Et le seul acte immédiat que tu puisses accomplir, c'est t'éveiller, c'est prendre conscience de toi-même. Jette alors un regard sur ce que tu crois avoir fait depuis le commencement de cette journée c'est peut-être la première fois que tu t'éveille vraiment; et c'est seulement en cet instant que tu as conscience de tu as conscience de tout ce que tu as fait, comme un automate sans pensée. Pour la plupart, les hommes ne s'éveillent même jamais à ce point qu'ils se rendent, compte d'avoir dormi. Maintenant, accepte si tu veux cette existence de somnambule. Tu pourras te comporter dans la vie en oisif, en ouvrier en paysan, en marchand, en diplomate, en artiste, en philosophe sans t'éveiller jamais que, de temps en temps, juste ce qu'il faut pour jouir ou souffrir de la façon dont tu dors ; ce serait même peut-être plus commode, sans rien changer à ton apparence, de ne pas t'éveiller du tout.

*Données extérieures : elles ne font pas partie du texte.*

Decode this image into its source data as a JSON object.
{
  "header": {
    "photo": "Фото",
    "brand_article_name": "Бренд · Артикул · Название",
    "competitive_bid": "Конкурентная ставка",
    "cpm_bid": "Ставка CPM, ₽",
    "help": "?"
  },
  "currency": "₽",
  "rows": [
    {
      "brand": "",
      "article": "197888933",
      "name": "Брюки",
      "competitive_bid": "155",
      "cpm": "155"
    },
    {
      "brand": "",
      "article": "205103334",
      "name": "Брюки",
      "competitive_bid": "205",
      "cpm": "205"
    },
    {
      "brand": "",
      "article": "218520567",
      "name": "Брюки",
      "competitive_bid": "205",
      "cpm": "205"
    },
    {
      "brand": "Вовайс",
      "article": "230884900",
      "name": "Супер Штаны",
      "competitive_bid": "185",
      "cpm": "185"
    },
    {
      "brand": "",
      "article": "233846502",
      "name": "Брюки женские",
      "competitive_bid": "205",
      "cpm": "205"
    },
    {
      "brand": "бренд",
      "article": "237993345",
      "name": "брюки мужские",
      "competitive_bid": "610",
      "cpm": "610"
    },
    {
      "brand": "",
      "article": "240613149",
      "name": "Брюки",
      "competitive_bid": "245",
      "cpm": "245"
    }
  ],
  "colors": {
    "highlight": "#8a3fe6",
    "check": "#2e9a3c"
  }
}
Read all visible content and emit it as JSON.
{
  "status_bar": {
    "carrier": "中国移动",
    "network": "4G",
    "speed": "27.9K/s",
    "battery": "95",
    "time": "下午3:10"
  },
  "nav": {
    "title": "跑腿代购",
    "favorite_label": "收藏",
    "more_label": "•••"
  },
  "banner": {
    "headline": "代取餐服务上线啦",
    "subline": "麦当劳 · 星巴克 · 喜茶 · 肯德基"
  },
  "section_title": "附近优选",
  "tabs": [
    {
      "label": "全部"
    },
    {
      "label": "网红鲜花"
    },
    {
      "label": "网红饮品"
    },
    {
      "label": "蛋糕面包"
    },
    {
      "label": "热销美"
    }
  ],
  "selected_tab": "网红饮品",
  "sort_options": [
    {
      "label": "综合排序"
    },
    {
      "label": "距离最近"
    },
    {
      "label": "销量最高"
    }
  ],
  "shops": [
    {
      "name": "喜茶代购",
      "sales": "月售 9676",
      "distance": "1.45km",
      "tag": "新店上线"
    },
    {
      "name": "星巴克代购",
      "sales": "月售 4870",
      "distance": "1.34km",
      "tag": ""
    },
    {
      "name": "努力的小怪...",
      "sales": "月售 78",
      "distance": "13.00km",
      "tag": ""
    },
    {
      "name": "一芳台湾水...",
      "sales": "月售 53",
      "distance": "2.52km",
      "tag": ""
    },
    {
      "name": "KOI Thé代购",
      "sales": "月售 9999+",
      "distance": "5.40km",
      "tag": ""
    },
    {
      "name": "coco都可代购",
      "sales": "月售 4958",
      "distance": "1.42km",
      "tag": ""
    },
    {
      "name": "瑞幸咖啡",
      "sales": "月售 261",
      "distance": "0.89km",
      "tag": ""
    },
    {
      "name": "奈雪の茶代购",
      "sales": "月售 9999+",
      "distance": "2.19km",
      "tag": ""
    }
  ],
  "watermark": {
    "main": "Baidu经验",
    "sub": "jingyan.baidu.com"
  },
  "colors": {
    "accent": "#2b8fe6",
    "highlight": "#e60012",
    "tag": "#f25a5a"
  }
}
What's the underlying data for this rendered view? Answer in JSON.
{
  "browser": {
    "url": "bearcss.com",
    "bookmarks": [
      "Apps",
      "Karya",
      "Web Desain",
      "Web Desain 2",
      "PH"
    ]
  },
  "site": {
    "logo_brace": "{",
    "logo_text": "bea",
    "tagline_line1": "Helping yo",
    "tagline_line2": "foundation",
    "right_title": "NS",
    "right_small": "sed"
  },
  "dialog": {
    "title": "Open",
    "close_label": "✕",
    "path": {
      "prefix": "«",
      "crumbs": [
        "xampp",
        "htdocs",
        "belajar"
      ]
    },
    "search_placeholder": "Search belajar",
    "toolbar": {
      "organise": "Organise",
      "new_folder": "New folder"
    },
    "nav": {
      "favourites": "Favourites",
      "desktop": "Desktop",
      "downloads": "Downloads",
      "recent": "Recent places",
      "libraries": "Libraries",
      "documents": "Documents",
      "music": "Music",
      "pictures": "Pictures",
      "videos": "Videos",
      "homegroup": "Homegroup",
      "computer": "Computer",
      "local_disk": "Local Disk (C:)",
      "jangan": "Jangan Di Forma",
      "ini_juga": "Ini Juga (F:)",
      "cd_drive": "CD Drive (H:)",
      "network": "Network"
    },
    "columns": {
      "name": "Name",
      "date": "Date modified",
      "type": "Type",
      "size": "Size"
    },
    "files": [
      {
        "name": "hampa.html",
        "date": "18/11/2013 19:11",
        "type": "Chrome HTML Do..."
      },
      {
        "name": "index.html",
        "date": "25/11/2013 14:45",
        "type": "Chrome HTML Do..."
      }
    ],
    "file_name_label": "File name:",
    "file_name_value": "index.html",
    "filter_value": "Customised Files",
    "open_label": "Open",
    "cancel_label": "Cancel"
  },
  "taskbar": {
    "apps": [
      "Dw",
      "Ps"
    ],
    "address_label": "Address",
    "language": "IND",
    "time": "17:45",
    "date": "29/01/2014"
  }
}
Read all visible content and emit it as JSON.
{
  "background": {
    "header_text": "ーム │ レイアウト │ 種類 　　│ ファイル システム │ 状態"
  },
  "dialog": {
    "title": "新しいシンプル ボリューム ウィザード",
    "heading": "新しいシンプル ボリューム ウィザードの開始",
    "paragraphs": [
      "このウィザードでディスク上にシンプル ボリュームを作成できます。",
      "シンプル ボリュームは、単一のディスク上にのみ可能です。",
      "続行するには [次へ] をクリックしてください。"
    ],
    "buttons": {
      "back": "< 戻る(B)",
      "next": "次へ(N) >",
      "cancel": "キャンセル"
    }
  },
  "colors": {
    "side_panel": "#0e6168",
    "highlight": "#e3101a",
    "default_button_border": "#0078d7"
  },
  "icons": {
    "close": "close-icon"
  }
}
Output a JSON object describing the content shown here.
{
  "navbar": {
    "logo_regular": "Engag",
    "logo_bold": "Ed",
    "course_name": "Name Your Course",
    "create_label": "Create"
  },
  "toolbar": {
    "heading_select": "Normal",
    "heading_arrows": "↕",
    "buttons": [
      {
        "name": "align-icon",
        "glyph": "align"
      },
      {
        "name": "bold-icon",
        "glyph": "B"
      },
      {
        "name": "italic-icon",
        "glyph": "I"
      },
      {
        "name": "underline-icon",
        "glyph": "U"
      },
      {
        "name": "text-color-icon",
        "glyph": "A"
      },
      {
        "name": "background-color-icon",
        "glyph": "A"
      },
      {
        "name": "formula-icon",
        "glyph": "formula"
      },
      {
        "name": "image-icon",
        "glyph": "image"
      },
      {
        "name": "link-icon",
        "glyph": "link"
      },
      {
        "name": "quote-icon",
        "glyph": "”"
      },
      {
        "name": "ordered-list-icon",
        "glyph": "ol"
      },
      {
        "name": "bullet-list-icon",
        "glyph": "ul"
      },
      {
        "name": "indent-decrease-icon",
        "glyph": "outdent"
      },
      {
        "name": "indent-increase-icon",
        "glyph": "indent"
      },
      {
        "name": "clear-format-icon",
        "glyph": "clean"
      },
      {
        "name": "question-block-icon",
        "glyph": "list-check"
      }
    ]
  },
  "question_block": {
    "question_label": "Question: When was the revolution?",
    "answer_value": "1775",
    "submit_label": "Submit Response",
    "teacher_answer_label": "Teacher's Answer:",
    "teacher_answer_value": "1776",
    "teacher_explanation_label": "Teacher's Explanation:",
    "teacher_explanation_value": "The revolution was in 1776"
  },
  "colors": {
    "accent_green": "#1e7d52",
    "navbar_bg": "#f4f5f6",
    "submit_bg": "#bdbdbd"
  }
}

René Daumal, Tu t'es toujours trompé, Mercure de France
03 octobre 2006
plus plus moins
"Plus vite, plus fort, plus tôt, plus longtemps, plus tard,
plus performant, plus mobile, plus polyglotte, plus jeune
plus diplômé, plus svelte, plus sportif, plus bronzé
plus payé, plus embouteillé, plus pollué, plus enveloppé, plus imbibé
plus PLUS
cent millions d'euros d'antidépresseurs precrits en Belgique en 2005
quatre vingt trois millions d'euros d'antiulcéreux
les médecins prescrivent décidément ces choses-là sans aucun discernement."
02 octobre 2006
seul plein d'amis
"I'm sitting alone with some friends."
Ballade irlandaise
C'est une vieille et rude ballade irlandaise, qui parle d'un vieux chanteur entouré d'amis qui l'entourent, et si seul pourtant. Le contraire aussi existe: seul avec une étendue immense sous les yeux, et des amis plein le coeur.
01 octobre 2006
le vide et la vie
"Aux noces de Cana, je leur servirai la soif
Et ils me reprocheront de ne pas l'avoir servie d'abord."
Claire Lejeune. La gangue et le feu.
Le TAO nous rappelle que tout s'articule autour d'un vide, qui seul permet le mouvement, la vie: moyeu de la roue, bloc-cylindre des moteurs, case vide des puzzles carrés de notre enfance qui nous voyaient reconstruire une image cohérente en faisant glisser sous nos doigts de minuscules cases imagées, enveloppe creuse de la montgolfière.
La soif, faim et désert de l'âme précèdent-ils les plus belles fêtes?